Under French law, retailers can open on a Sunday only under specific conditions: if they are located in a tourist or a high-density area. Any shop selling food, such as a butcher, can operate until 1:00 pm.
A trade tribunal in September ordered the two chains to close 15 outlets in the Paris region after a complaint filed by rival Bricorama. It ruled that any defiance would incur a fine of 120,000 euros ($162,000) per day per shop.
Some shops have received special permission from sympathetic local authorities to open on Sunday, but several home improvement stores just went ahead and opened anyway.
Bricorama had been forced to close on Sundays at the start of 2012 after being sued by a labour union.
It argued that if it was forced to shut on Sunday, so should its rivals ? a decision that was confirmed by the trade tribunal in the eastern Paris suburb of Bobigny.
But Castorama and Leroy Merlin had appealed against the judgement, describing a slew of different laws, authorisations and exceptions on the issue as a mess.

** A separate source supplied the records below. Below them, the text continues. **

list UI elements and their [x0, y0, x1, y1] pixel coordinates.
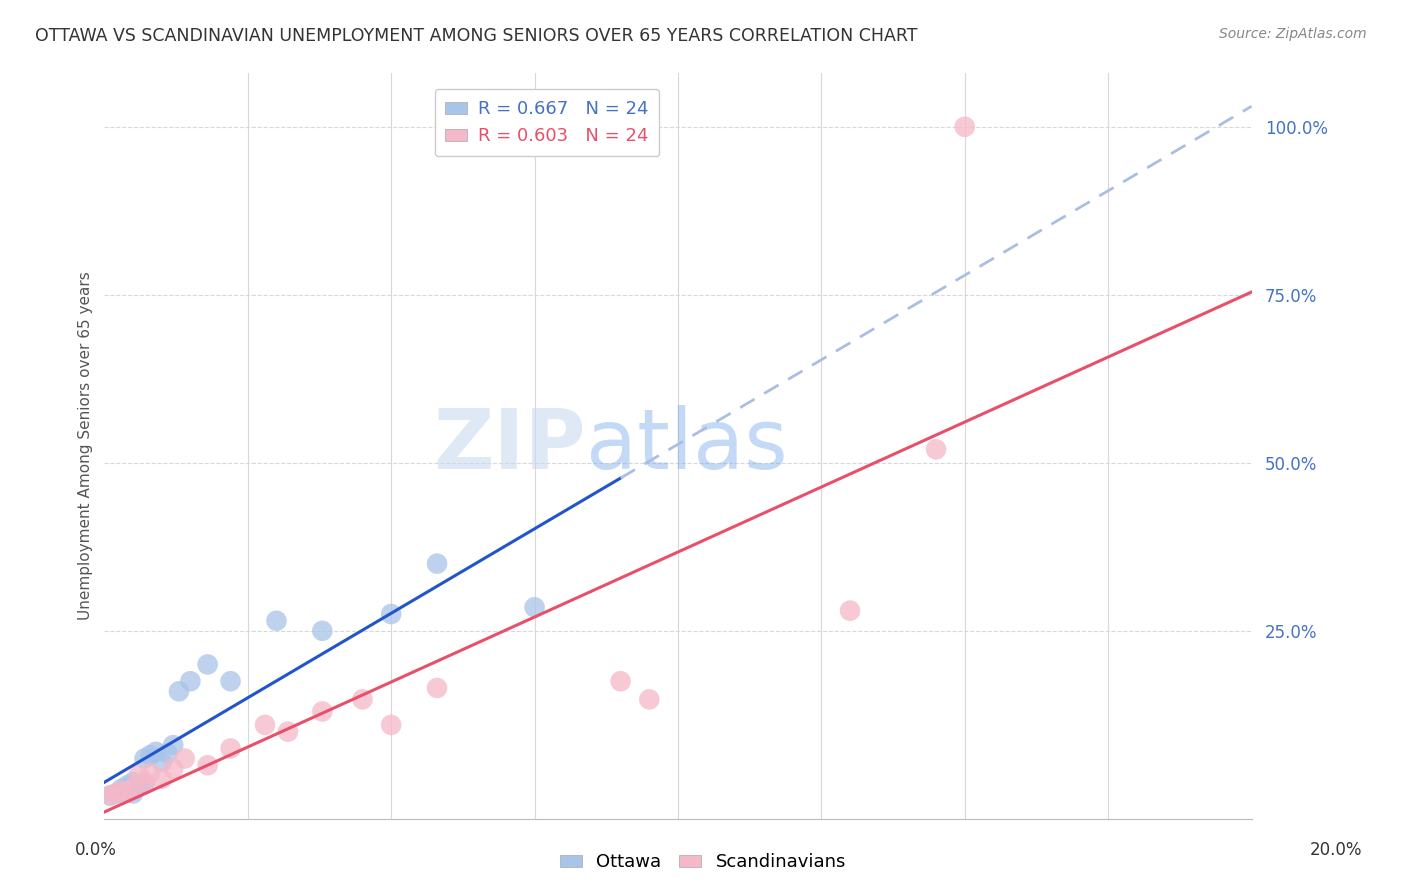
Point — [197, 657, 219, 672]
Point — [122, 787, 145, 801]
Point — [128, 768, 150, 782]
Point — [609, 674, 631, 689]
Point — [110, 781, 132, 796]
Point — [134, 777, 156, 791]
Point — [122, 781, 145, 796]
Point — [839, 604, 862, 618]
Legend: R = 0.667   N = 24, R = 0.603   N = 24: R = 0.667 N = 24, R = 0.603 N = 24 — [434, 89, 659, 156]
Point — [150, 772, 173, 786]
Point — [426, 557, 449, 571]
Point — [380, 718, 402, 732]
Point — [426, 681, 449, 695]
Point — [266, 614, 288, 628]
Point — [197, 758, 219, 772]
Text: atlas: atlas — [586, 406, 787, 486]
Point — [925, 442, 948, 457]
Point — [352, 692, 374, 706]
Point — [110, 785, 132, 799]
Point — [150, 755, 173, 769]
Point — [219, 674, 242, 689]
Point — [179, 674, 201, 689]
Point — [104, 787, 127, 801]
Point — [638, 692, 661, 706]
Point — [523, 600, 546, 615]
Text: 0.0%: 0.0% — [75, 841, 117, 859]
Point — [162, 762, 184, 776]
Point — [156, 746, 179, 760]
Point — [98, 789, 121, 803]
Point — [145, 745, 167, 759]
Y-axis label: Unemployment Among Seniors over 65 years: Unemployment Among Seniors over 65 years — [79, 272, 93, 620]
Point — [173, 751, 195, 765]
Point — [128, 780, 150, 794]
Point — [219, 741, 242, 756]
Point — [380, 607, 402, 621]
Point — [134, 775, 156, 789]
Point — [134, 751, 156, 765]
Point — [162, 738, 184, 752]
Point — [311, 624, 333, 638]
Text: Source: ZipAtlas.com: Source: ZipAtlas.com — [1219, 27, 1367, 41]
Point — [122, 775, 145, 789]
Point — [117, 779, 139, 793]
Point — [98, 789, 121, 803]
Point — [253, 718, 276, 732]
Point — [139, 766, 162, 780]
Text: OTTAWA VS SCANDINAVIAN UNEMPLOYMENT AMONG SENIORS OVER 65 YEARS CORRELATION CHAR: OTTAWA VS SCANDINAVIAN UNEMPLOYMENT AMON… — [35, 27, 918, 45]
Point — [277, 724, 299, 739]
Point — [167, 684, 190, 698]
Point — [104, 787, 127, 801]
Point — [110, 784, 132, 798]
Legend: Ottawa, Scandinavians: Ottawa, Scandinavians — [553, 847, 853, 879]
Point — [117, 785, 139, 799]
Text: 20.0%: 20.0% — [1309, 841, 1362, 859]
Point — [953, 120, 976, 134]
Point — [139, 748, 162, 763]
Point — [311, 705, 333, 719]
Text: ZIP: ZIP — [433, 406, 586, 486]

Castorama’s lawyer Richard Renaudier said the two chains would open their stores from this Sunday following the ruling.
“This is only a first step,” he said, underscoring that a more definitive ruling was due on November 22 following another suit launched by Bricorama in July.
Tuesday’s ruling could see a relaxation of the strict laws on shopping hours.
Bricorama was also ordered by the appeals court to pay Leroy Merlin and Castorama 12,000 euros each in damages and interest.
The group’s head Jean-Claude Bourrelier said the ruling was “totally incomprehensible” and “unjust”.
Bricorama and Castorama have both also argued that the only way to settle the thorny issue of Sunday trading is for the government to streamline laws on the issue.
The woolly legislation has infuriated those who want to work on Sundays and drawn criticism that the laws are ill-suited to a time of economic hardship.
The controversy comes at a time when France, with the second-biggest economy in the eurozone after Germany, is grappling with record unemployment of more than three million and growth has stagnated.
About 30 percent of French workers work occasionally or regularly on Sundays. The law stipulates that this has to be on a voluntary basis and they earn 50 percent more for Sunday work.